Die Ergebnisse der Umfrage zeigen deutlich, dass die Befragten es mehrheitlich ablehnen, Drittmittel unter formal korrekten Forschungsanträgen per Los zu verteilen. Der große Anteil an Ablehnungen von mehr als zwei Drittel kehrt sich jedoch ins Gegenteil um, wenn Loselemente einer wissenschaftlichen Begutachtung nachgeschaltet sind. Demnach kann sich eine große Mehrheit der Befragten vorstellen, unter einer Teilmenge der Forschungsanträge zu würfeln, wenn die wissenschaftliche Qualität der Forschungsideen durch Gutachten bzw. von einer wissenschaftlichen Jury geprüft und beurteilt wird. Die Resultate belegen somit einerseits, dass Losverfahren im wissenschaftlichen Feld mehrheitlich Zuspruch finden, wenn etablierte Mechanismen des ‚organisierten Skeptizismus‘ (Robert K. Merton) unangetastet bleiben. Andererseits verweisen sie auf die ungebrochene Geltung des Peer Review-Verfahrens zur wissenschaftlichen Selbstregulierung und -kontrolle.

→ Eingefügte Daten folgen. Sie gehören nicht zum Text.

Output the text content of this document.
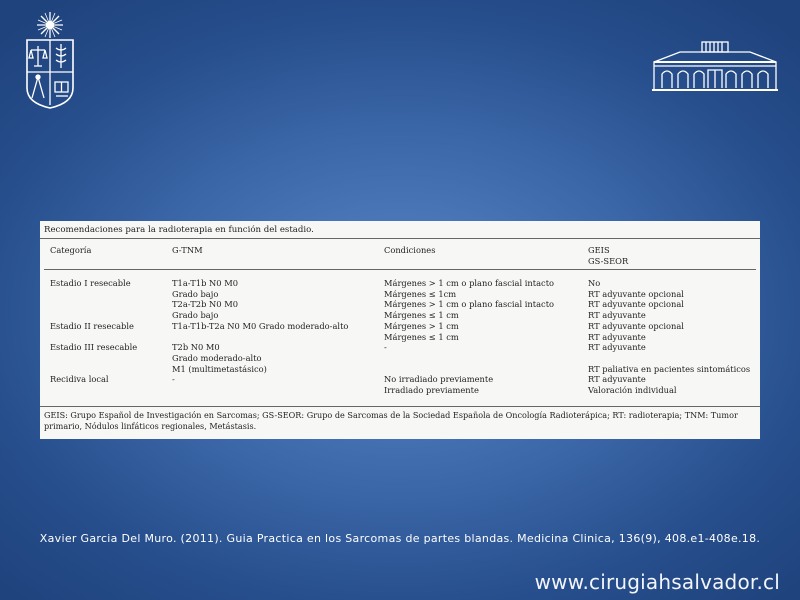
Recomendaciones para la radioterapia en función del estadio.
Categoría	G-TNM	Condiciones	GEIS
GS-SEOR

Estadio I resecable	T1a-T1b N0 M0	Márgenes > 1 cm o plano fascial intacto	No
	Grado bajo	Márgenes ≤ 1cm	RT adyuvante opcional
	T2a-T2b N0 M0	Márgenes > 1 cm o plano fascial intacto	RT adyuvante opcional
	Grado bajo	Márgenes ≤ 1 cm	RT adyuvante
Estadio II resecable	T1a-T1b-T2a N0 M0 Grado moderado-alto	Márgenes > 1 cm	RT adyuvante opcional
		Márgenes ≤ 1 cm	RT adyuvante
Estadio III resecable	T2b N0 M0	-	RT adyuvante
	Grado moderado-alto		
	M1 (multimetastásico)		RT paliativa en pacientes sintomáticos
Recidiva local	-	No irradiado previamente	RT adyuvante
		Irradiado previamente	Valoración individual
GEIS: Grupo Español de Investigación en Sarcomas; GS-SEOR: Grupo de Sarcomas de la Sociedad Española de Oncología Radioterápica; RT: radioterapia; TNM: Tumor primario, Nódulos linfáticos regionales, Metástasis.
Xavier Garcia Del Muro. (2011). Guia Practica en los Sarcomas de partes blandas. Medicina Clinica, 136(9), 408.e1-408e.18.
www.cirugiahsalvador.cl
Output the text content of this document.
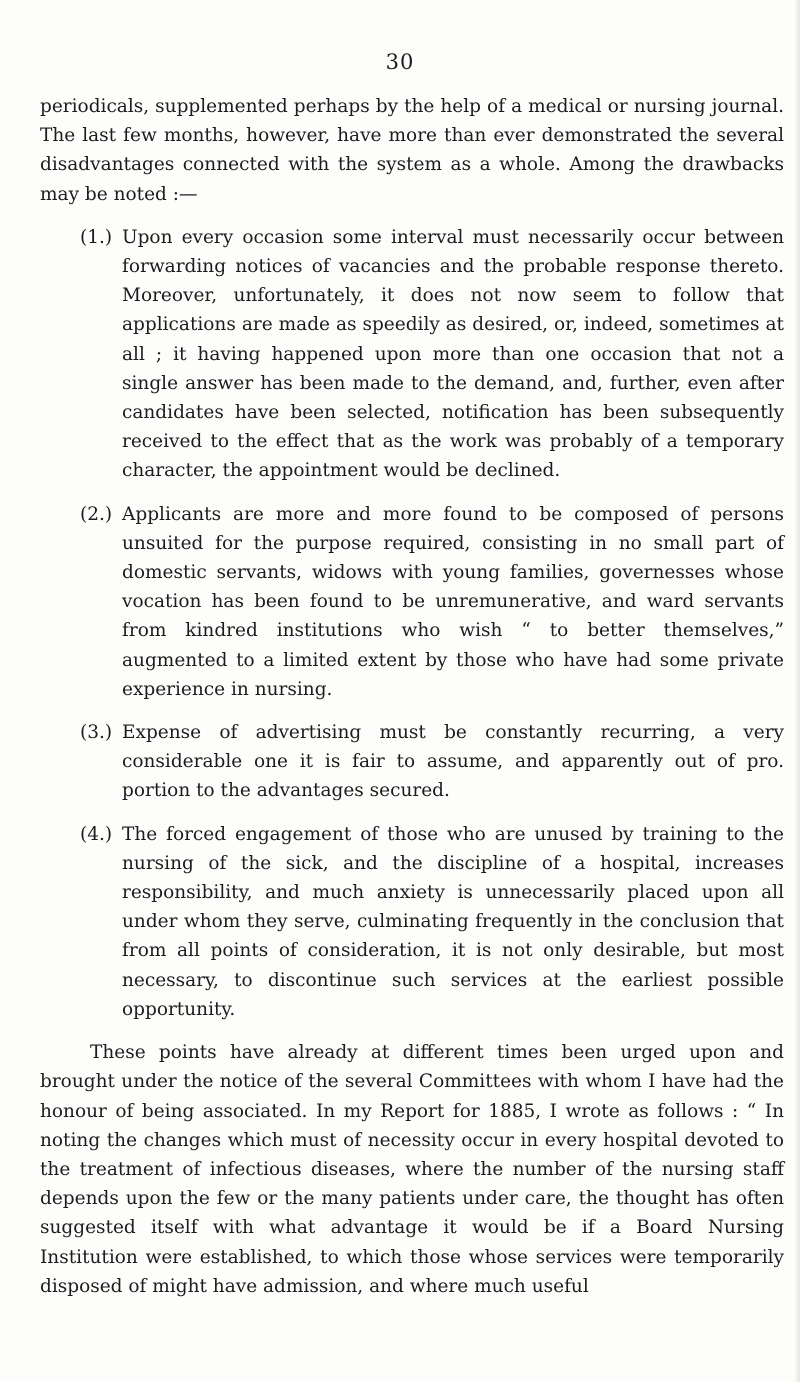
30

periodicals, supplemented perhaps by the help of a medical or nursing journal. The last few months, however, have more than ever demonstrated the several disadvantages connected with the system as a whole. Among the drawbacks may be noted :—

(1.) Upon every occasion some interval must necessarily occur between forwarding notices of vacancies and the probable response thereto. Moreover, unfortunately, it does not now seem to follow that applications are made as speedily as desired, or, indeed, sometimes at all ; it having happened upon more than one occasion that not a single answer has been made to the demand, and, further, even after candidates have been selected, notification has been subsequently received to the effect that as the work was probably of a temporary character, the appointment would be declined.
(2.) Applicants are more and more found to be composed of persons unsuited for the purpose required, consisting in no small part of domestic servants, widows with young families, governesses whose vocation has been found to be unremunerative, and ward servants from kindred institutions who wish “ to better themselves,” augmented to a limited extent by those who have had some private experience in nursing.
(3.) Expense of advertising must be constantly recurring, a very considerable one it is fair to assume, and apparently out of pro. portion to the advantages secured.
(4.) The forced engagement of those who are unused by training to the nursing of the sick, and the discipline of a hospital, increases responsibility, and much anxiety is unnecessarily placed upon all under whom they serve, culminating frequently in the conclusion that from all points of consideration, it is not only desirable, but most necessary, to discontinue such services at the earliest possible opportunity.

These points have already at different times been urged upon and brought under the notice of the several Committees with whom I have had the honour of being associated. In my Report for 1885, I wrote as follows : “ In noting the changes which must of necessity occur in every hospital devoted to the treatment of infectious diseases, where the number of the nursing staff depends upon the few or the many patients under care, the thought has often suggested itself with what advantage it would be if a Board Nursing Institution were established, to which those whose services were temporarily disposed of might have admission, and where much useful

Wissenschaftspolitisch geben die Forschungsergebnisse daher keinen Anlass, Losverfahren in der Forschungsförderung pauschal als Alternative zum Peer Review-Verfahren einzuführen. Das wissenschaftliche Feld hat die gegenseitige Begutachtung unter Forschenden zur Qualitätssicherung hervorgebracht und es kann davon ausgegangen werden, dass der Anspruch und die Fähigkeit zur Selbstregulierung und -kontrolle für die Mehrheit der Wissenschaftlerinnen und Wissenschaftler weiterhin verbindlich sind. An anderer Stelle (Barlösius & Philipps 2020, im Erscheinen; Philipps 2020, im Erscheinen) zeigen die Ergebnisse aber auch, dass unter bestimmten Voraussetzungen die Befragten sich Loselemente in Selektionsprozessen vorstellen können.
Literaturhinweis
Barlösius, Eva und Axel Philipps (2020). Lotto in der Wissenschaft: Feldinterne und-externe Widersprüche durch nichtwissenschaftliche Entscheidungsverfahren auflösen?. LCSS Working Papers 6, DOI: https://doi.org/10.15488/10205.
Barlösius, Eva und Axel Philipps (im Erscheinen): Verlosung von Forschungsgeldern: Welche Losverfahren können sich Wissenschaftlerinnen und Wissenschaftler vorstellen?. Qualität in der Wissenschaft, Heft 3+4.
Philipps, Axel (2020). Science Rules! A Qualitative Study of Scientists’ Approaches to Grant Lottery. Research Evaluation, DOI: https://doi.org/10.1093/reseval/rvaa027.
Philipps, Axel (im Erscheinen): Lotto in der Wissenschaft. Unimagazin der Leibniz Universität Hannover, 3+4, 2021.